The problem with the video is that it's... like a lot of newspaper report, pretty lacking in data. We get a single anecdote (possibly fabricated to convey the point) showing that ChatGPT outputted a wildly hallucinated result about previously entered data, which I am quite accepting since something close happened to me when using it. Except that I wasn't surprised, so I dismissed the hallucination and reprompted by request until it was correctly executed -- so far, I thought it was what a regular person with no particular skill would do, but apparently it's because I have Charles-Xavier level of fluency with AI. Why not, after all. So, let's assume we have a report on a true, single, incident.
It is reported, demonstrating what? That it can happen. Which is correct. It can happen. But what can we draw, as conclusion, on the ability of the software to be good or bad? The journalist claims to have been using every day for a long time before it happens, and probably to his entire satisfaction. So, it is obviously not bad all the time.
Now, let's imagine another news report. Instead of ChatGTP, he newsman explains to his co-host his dealings with a new intern in the staff, Chad Jaypity. He usually doing his summary quite well and everyone like him, but yesterday he was fluking work and denied it, then denied he was asked to do something and gaslighted the newspaper. And the newsman goes on to tell how he doubled down when caught not having done the job.

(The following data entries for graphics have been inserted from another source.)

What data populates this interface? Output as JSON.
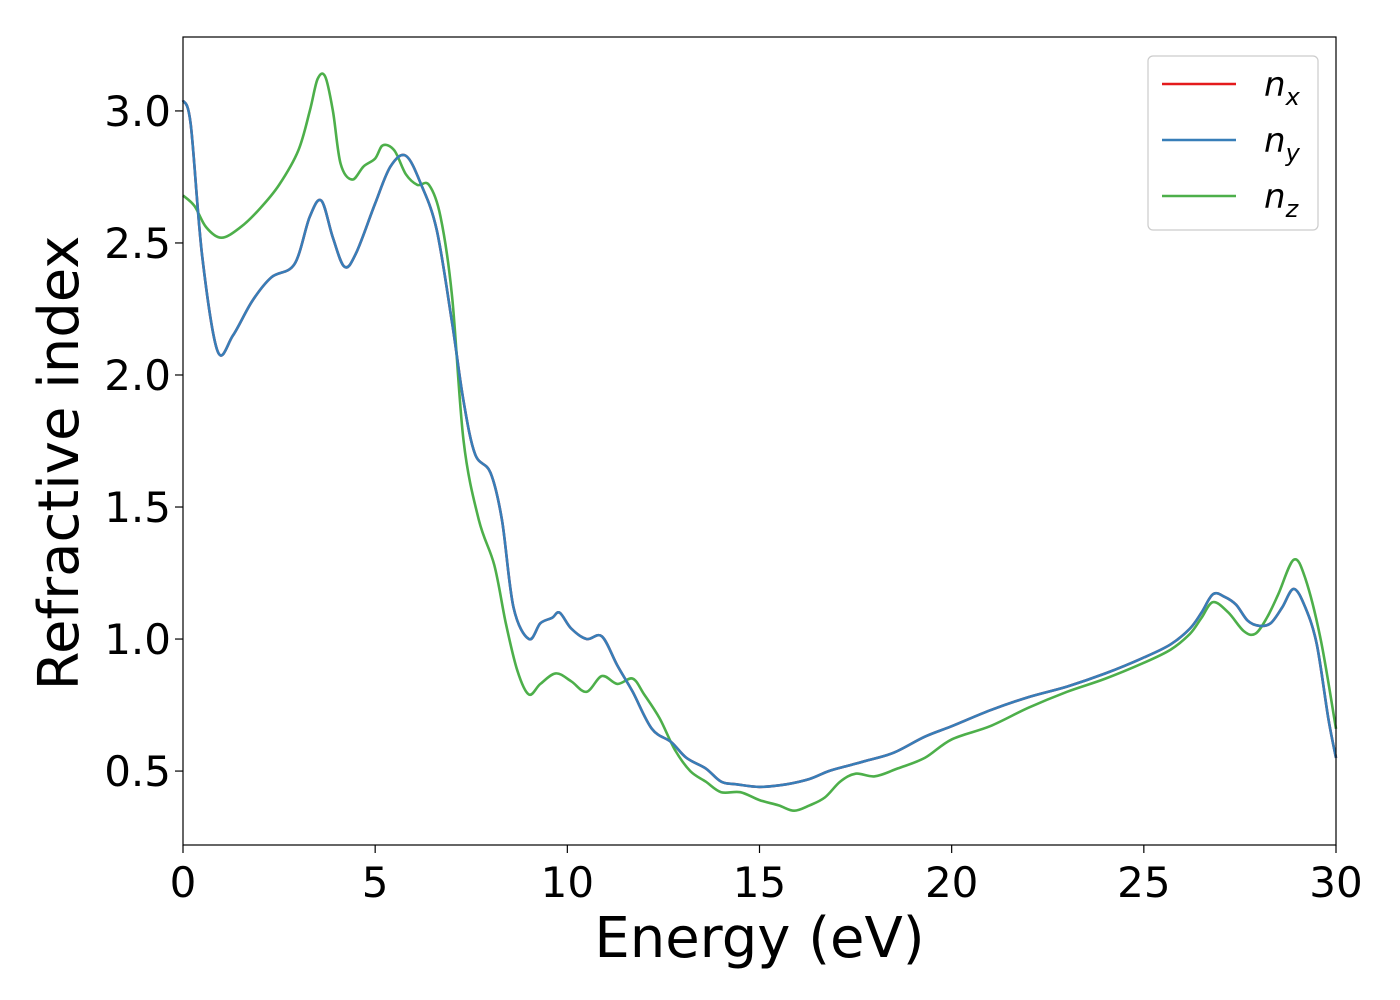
{
  "chart_data": {
    "type": "line",
    "xlabel": "Energy (eV)",
    "ylabel": "Refractive index",
    "xlim": [
      0,
      30
    ],
    "ylim": [
      0.22,
      3.28
    ],
    "xticks": [
      0,
      5,
      10,
      15,
      20,
      25,
      30
    ],
    "yticks": [
      0.5,
      1.0,
      1.5,
      2.0,
      2.5,
      3.0
    ],
    "xtick_labels": [
      "0",
      "5",
      "10",
      "15",
      "20",
      "25",
      "30"
    ],
    "ytick_labels": [
      "0.5",
      "1.0",
      "1.5",
      "2.0",
      "2.5",
      "3.0"
    ],
    "grid": false,
    "legend_position": "top-right",
    "series": [
      {
        "name": "n_x",
        "label_main": "n",
        "label_sub": "x",
        "color": "#e41a1c",
        "x": [
          0,
          0.2,
          0.5,
          0.9,
          1.3,
          1.8,
          2.3,
          2.9,
          3.3,
          3.6,
          3.9,
          4.2,
          4.5,
          5.0,
          5.4,
          5.8,
          6.2,
          6.6,
          7.0,
          7.3,
          7.6,
          8.0,
          8.3,
          8.6,
          9.0,
          9.3,
          9.6,
          9.8,
          10.1,
          10.5,
          10.9,
          11.3,
          11.7,
          12.2,
          12.7,
          13.1,
          13.6,
          14.0,
          14.4,
          15.0,
          15.7,
          16.3,
          16.8,
          17.3,
          17.8,
          18.5,
          19.3,
          20.0,
          21.0,
          22.0,
          23.0,
          24.0,
          25.0,
          25.7,
          26.2,
          26.5,
          26.8,
          27.1,
          27.4,
          27.7,
          28.0,
          28.3,
          28.6,
          28.9,
          29.2,
          29.5,
          29.8,
          30.0
        ],
        "y": [
          3.04,
          2.95,
          2.45,
          2.09,
          2.15,
          2.28,
          2.37,
          2.42,
          2.6,
          2.66,
          2.52,
          2.41,
          2.46,
          2.65,
          2.79,
          2.83,
          2.72,
          2.55,
          2.2,
          1.9,
          1.7,
          1.63,
          1.45,
          1.12,
          1.0,
          1.06,
          1.08,
          1.1,
          1.04,
          1.0,
          1.01,
          0.9,
          0.8,
          0.66,
          0.61,
          0.55,
          0.51,
          0.46,
          0.45,
          0.44,
          0.45,
          0.47,
          0.5,
          0.52,
          0.54,
          0.57,
          0.63,
          0.67,
          0.73,
          0.78,
          0.82,
          0.87,
          0.93,
          0.98,
          1.04,
          1.1,
          1.17,
          1.16,
          1.13,
          1.07,
          1.05,
          1.06,
          1.12,
          1.19,
          1.12,
          0.98,
          0.7,
          0.55
        ]
      },
      {
        "name": "n_y",
        "label_main": "n",
        "label_sub": "y",
        "color": "#377eb8",
        "x": [
          0,
          0.2,
          0.5,
          0.9,
          1.3,
          1.8,
          2.3,
          2.9,
          3.3,
          3.6,
          3.9,
          4.2,
          4.5,
          5.0,
          5.4,
          5.8,
          6.2,
          6.6,
          7.0,
          7.3,
          7.6,
          8.0,
          8.3,
          8.6,
          9.0,
          9.3,
          9.6,
          9.8,
          10.1,
          10.5,
          10.9,
          11.3,
          11.7,
          12.2,
          12.7,
          13.1,
          13.6,
          14.0,
          14.4,
          15.0,
          15.7,
          16.3,
          16.8,
          17.3,
          17.8,
          18.5,
          19.3,
          20.0,
          21.0,
          22.0,
          23.0,
          24.0,
          25.0,
          25.7,
          26.2,
          26.5,
          26.8,
          27.1,
          27.4,
          27.7,
          28.0,
          28.3,
          28.6,
          28.9,
          29.2,
          29.5,
          29.8,
          30.0
        ],
        "y": [
          3.04,
          2.95,
          2.45,
          2.09,
          2.15,
          2.28,
          2.37,
          2.42,
          2.6,
          2.66,
          2.52,
          2.41,
          2.46,
          2.65,
          2.79,
          2.83,
          2.72,
          2.55,
          2.2,
          1.9,
          1.7,
          1.63,
          1.45,
          1.12,
          1.0,
          1.06,
          1.08,
          1.1,
          1.04,
          1.0,
          1.01,
          0.9,
          0.8,
          0.66,
          0.61,
          0.55,
          0.51,
          0.46,
          0.45,
          0.44,
          0.45,
          0.47,
          0.5,
          0.52,
          0.54,
          0.57,
          0.63,
          0.67,
          0.73,
          0.78,
          0.82,
          0.87,
          0.93,
          0.98,
          1.04,
          1.1,
          1.17,
          1.16,
          1.13,
          1.07,
          1.05,
          1.06,
          1.12,
          1.19,
          1.12,
          0.98,
          0.7,
          0.55
        ]
      },
      {
        "name": "n_z",
        "label_main": "n",
        "label_sub": "z",
        "color": "#4daf4a",
        "x": [
          0,
          0.3,
          0.6,
          1.0,
          1.5,
          2.0,
          2.5,
          3.0,
          3.3,
          3.5,
          3.7,
          3.9,
          4.1,
          4.4,
          4.7,
          5.0,
          5.2,
          5.5,
          5.8,
          6.1,
          6.4,
          6.7,
          7.0,
          7.3,
          7.7,
          8.1,
          8.4,
          8.7,
          9.0,
          9.3,
          9.7,
          10.1,
          10.5,
          10.9,
          11.3,
          11.7,
          12.0,
          12.4,
          12.8,
          13.2,
          13.6,
          14.0,
          14.5,
          15.0,
          15.5,
          15.9,
          16.3,
          16.7,
          17.1,
          17.5,
          18.0,
          18.6,
          19.3,
          20.0,
          21.0,
          22.0,
          23.0,
          24.0,
          25.0,
          25.7,
          26.2,
          26.5,
          26.8,
          27.2,
          27.6,
          27.9,
          28.2,
          28.5,
          28.9,
          29.2,
          29.6,
          30.0
        ],
        "y": [
          2.68,
          2.64,
          2.56,
          2.52,
          2.56,
          2.63,
          2.72,
          2.85,
          3.0,
          3.12,
          3.13,
          3.0,
          2.8,
          2.74,
          2.79,
          2.82,
          2.87,
          2.85,
          2.76,
          2.72,
          2.72,
          2.6,
          2.3,
          1.75,
          1.45,
          1.28,
          1.06,
          0.88,
          0.79,
          0.83,
          0.87,
          0.84,
          0.8,
          0.86,
          0.83,
          0.85,
          0.79,
          0.7,
          0.58,
          0.5,
          0.46,
          0.42,
          0.42,
          0.39,
          0.37,
          0.35,
          0.37,
          0.4,
          0.46,
          0.49,
          0.48,
          0.51,
          0.55,
          0.62,
          0.67,
          0.74,
          0.8,
          0.85,
          0.91,
          0.96,
          1.02,
          1.08,
          1.14,
          1.1,
          1.03,
          1.02,
          1.08,
          1.17,
          1.3,
          1.23,
          1.0,
          0.66
        ]
      }
    ]
  }
}
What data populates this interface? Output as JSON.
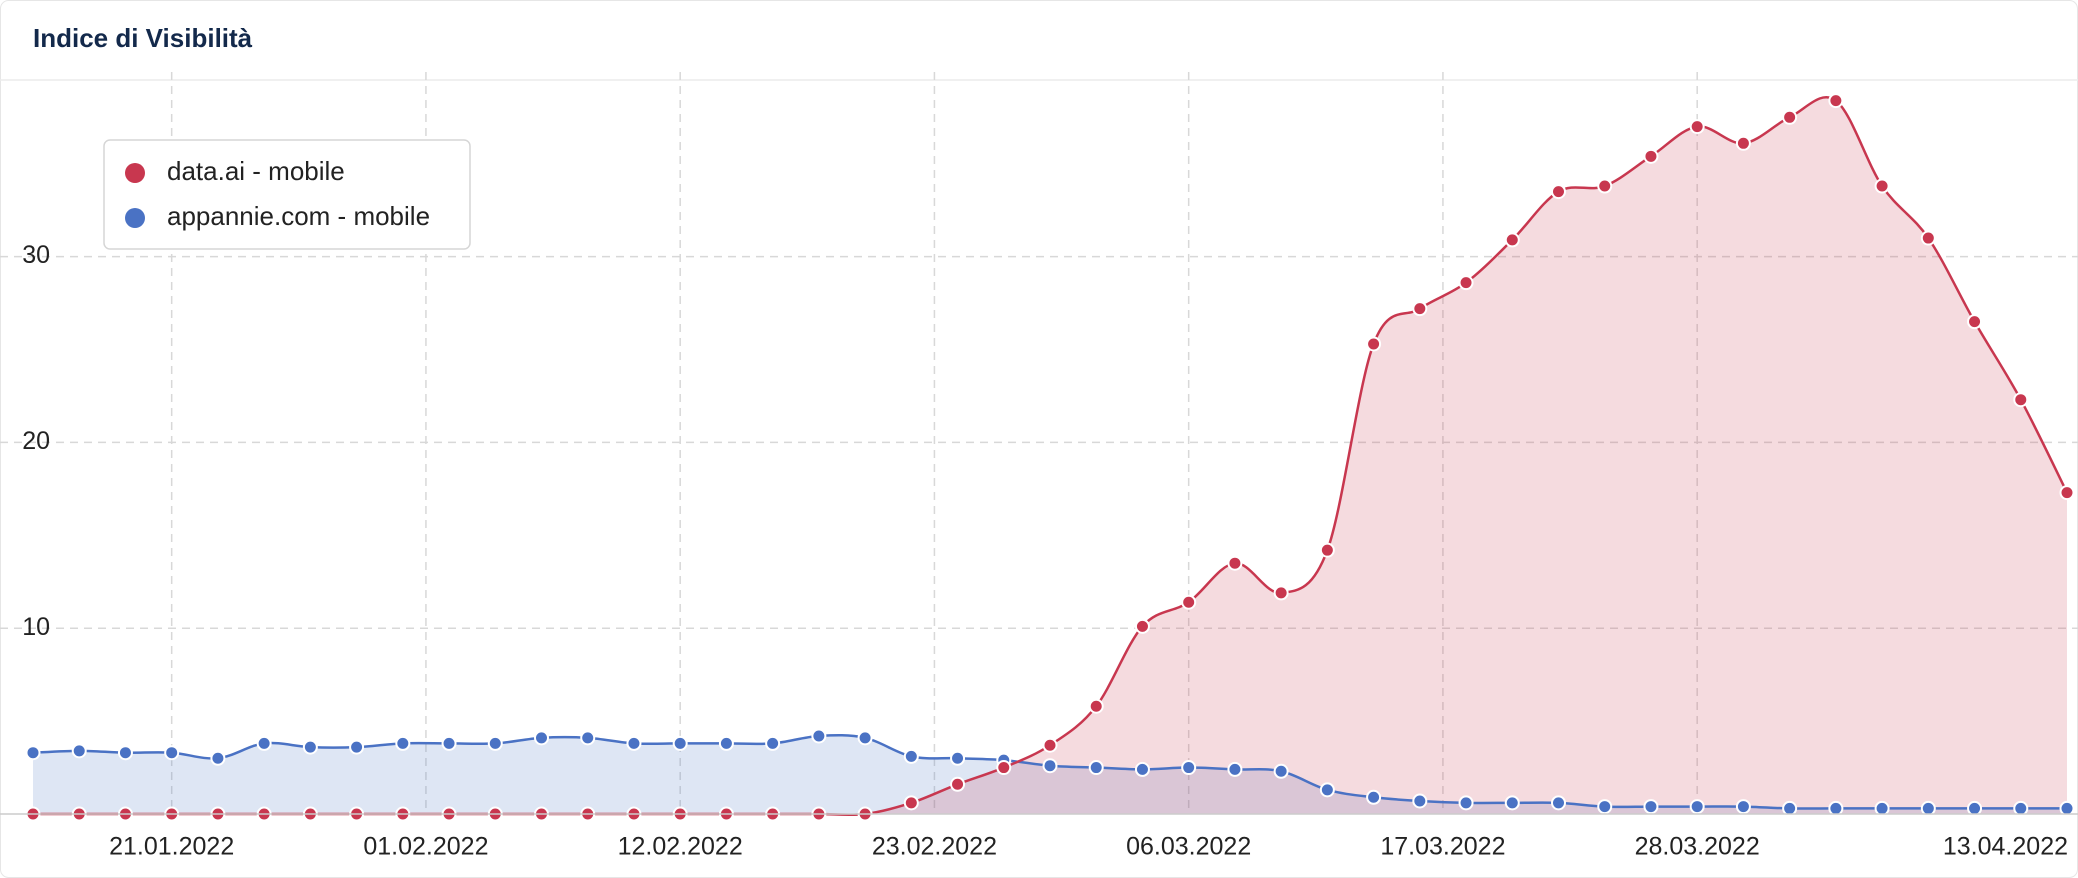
{
  "chart_data": {
    "type": "line",
    "title": "Indice di Visibilità",
    "x": [
      "15.01.2022",
      "17.01.2022",
      "19.01.2022",
      "21.01.2022",
      "23.01.2022",
      "25.01.2022",
      "27.01.2022",
      "29.01.2022",
      "31.01.2022",
      "02.02.2022",
      "04.02.2022",
      "06.02.2022",
      "08.02.2022",
      "10.02.2022",
      "12.02.2022",
      "14.02.2022",
      "16.02.2022",
      "18.02.2022",
      "20.02.2022",
      "22.02.2022",
      "24.02.2022",
      "26.02.2022",
      "28.02.2022",
      "02.03.2022",
      "04.03.2022",
      "06.03.2022",
      "08.03.2022",
      "10.03.2022",
      "12.03.2022",
      "14.03.2022",
      "16.03.2022",
      "18.03.2022",
      "20.03.2022",
      "22.03.2022",
      "24.03.2022",
      "26.03.2022",
      "28.03.2022",
      "30.03.2022",
      "01.04.2022",
      "03.04.2022",
      "05.04.2022",
      "07.04.2022",
      "09.04.2022",
      "11.04.2022",
      "13.04.2022"
    ],
    "series": [
      {
        "name": "data.ai - mobile",
        "color": "#c8374f",
        "values": [
          0,
          0,
          0,
          0,
          0,
          0,
          0,
          0,
          0,
          0,
          0,
          0,
          0,
          0,
          0,
          0,
          0,
          0,
          0,
          0.6,
          1.6,
          2.5,
          3.7,
          5.8,
          10.1,
          11.4,
          13.5,
          11.9,
          14.2,
          25.3,
          27.2,
          28.6,
          30.9,
          33.5,
          33.8,
          35.4,
          37.0,
          36.1,
          37.5,
          38.4,
          33.8,
          31.0,
          26.5,
          22.3,
          17.3
        ]
      },
      {
        "name": "appannie.com - mobile",
        "color": "#4a72c4",
        "values": [
          3.3,
          3.4,
          3.3,
          3.3,
          3.0,
          3.8,
          3.6,
          3.6,
          3.8,
          3.8,
          3.8,
          4.1,
          4.1,
          3.8,
          3.8,
          3.8,
          3.8,
          4.2,
          4.1,
          3.1,
          3.0,
          2.9,
          2.6,
          2.5,
          2.4,
          2.5,
          2.4,
          2.3,
          1.3,
          0.9,
          0.7,
          0.6,
          0.6,
          0.6,
          0.4,
          0.4,
          0.4,
          0.4,
          0.3,
          0.3,
          0.3,
          0.3,
          0.3,
          0.3,
          0.3
        ]
      }
    ],
    "xticks": [
      "21.01.2022",
      "01.02.2022",
      "12.02.2022",
      "23.02.2022",
      "06.03.2022",
      "17.03.2022",
      "28.03.2022",
      "13.04.2022"
    ],
    "ylim": [
      0,
      39.4
    ],
    "yticks": [
      10,
      20,
      30
    ],
    "grid": true
  }
}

What could this piece teach us about the ability of humans to be god or bad at a job? Nothing. We can learn that there are occurrences of faulty job by AI or interns, but we don't have enough data to determine the general answer. Is it worthwhile to be warned that humans and AI can output false result? Sure! And books too. And lot of thing. But we can't assess their performance, and that's not what the video is about, from a single result. The video explicitely explains that the news man was satisfied with his use of the tool for a long time before an incident happens, so what is the conclusion? Obviously, it's not "stop using ChatGPT for his work" it's "learn to identify the hallucinations the same way you deal daily with incompetent, slothy subordinate: we don't stop employing people saying "they are bad at their job", we're making the most with the people we work with despite their flaw.
Same with the tool. Is it flawless? Certainly not. Can you gain productivity with it? Certainly. Both examples are in the video. Is the productivity gain worth the productivity loss incurred by checking the result for anything important and dealing with the hallucinations that may happen? This is the key question, which depends on the line of work, the exact tool used, the training provided to the operator of the solution. Those are key questions, totally unadressed in the video, to give an honest answer about whether the tool is useful or not.
LLMs don't search, but professional AI solutions aren't just LLMs. I am part of the team working to assess a legal AI tool by Dalloz, and it is a LLM interface coupled with their database, and they either search it or are trained on very specific content, and it is supposed to be adversarially checking answers againt the database. I don't know yet how much time it will save over regular use of the database, possibly none, possibly some but not enough to be worth the price, but there is also the possibly that the AI solution in a professional environment isn't to just use a 20 USD/month chatgpt toy alone. Or maybe it's not worth using a very expensive tool built upon an LLM and run deepseek for free on your own computer and take the time to deal with the unaccuracies yourself.